At this point, we really knew that we wouldn’t manage to give Mr. Snuggles a new identity—as either a penguin or a skunk. All the same, we went on sawing and snipping. When we finally stepped back and looked at our handiwork in the moonlight, we had to admit that what was left of the peacock didn’t resemble any known form of life. Or any form at all, to be honest. It was just a heap of leaves and shredded branches.
Mia was the first to begin again. “Well, if we’d managed a suspiciously perfect penguin, I suppose the Boker might even have been pleased.”
“Exactly, and that’s not the point,” I agreed. “Still, we could try clipping what’s left of his midriff into a frog.…”
“There’s a car coming.” Mia pushed me down into the flower bed, and as the car drove past and turned into an entrance a few houses farther on, she said, “Forget the frog, we’ll never do it, anyway. Let’s get out of here.”
She was right—we were hopeless gardeners, but all the same, we’d carried out our mission. So we’d better clear off before anyone saw us.
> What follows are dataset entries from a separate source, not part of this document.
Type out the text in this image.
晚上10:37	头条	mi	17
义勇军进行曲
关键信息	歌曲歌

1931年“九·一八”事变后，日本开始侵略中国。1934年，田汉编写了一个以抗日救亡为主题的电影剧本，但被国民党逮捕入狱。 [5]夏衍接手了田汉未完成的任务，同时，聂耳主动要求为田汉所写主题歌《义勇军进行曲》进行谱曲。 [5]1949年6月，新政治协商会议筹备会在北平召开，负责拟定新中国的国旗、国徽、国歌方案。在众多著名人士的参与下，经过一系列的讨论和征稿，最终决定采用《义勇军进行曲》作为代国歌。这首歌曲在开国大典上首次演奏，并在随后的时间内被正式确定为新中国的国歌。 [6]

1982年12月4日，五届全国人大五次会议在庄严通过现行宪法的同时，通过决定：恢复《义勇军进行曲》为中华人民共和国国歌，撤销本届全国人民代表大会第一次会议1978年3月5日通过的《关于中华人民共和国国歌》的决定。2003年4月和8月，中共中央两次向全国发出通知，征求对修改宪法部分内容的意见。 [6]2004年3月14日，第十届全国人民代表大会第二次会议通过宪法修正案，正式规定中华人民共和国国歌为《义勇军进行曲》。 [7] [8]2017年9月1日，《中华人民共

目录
But there was no need to worry. Nothing moved in the streets on the way back either. Only a cat crossed our path, and a cat couldn’t tell on us. Drunk with our victory, we crept into the house, where I took the saw back to Ernest’s workshop—after cleaning off any give-away box leaves—while Mia hung the scissors up in their usual place in the kitchen. No one saw us except Buttercup, and good dog that she was she didn’t bark, but followed us upstairs wagging her tail.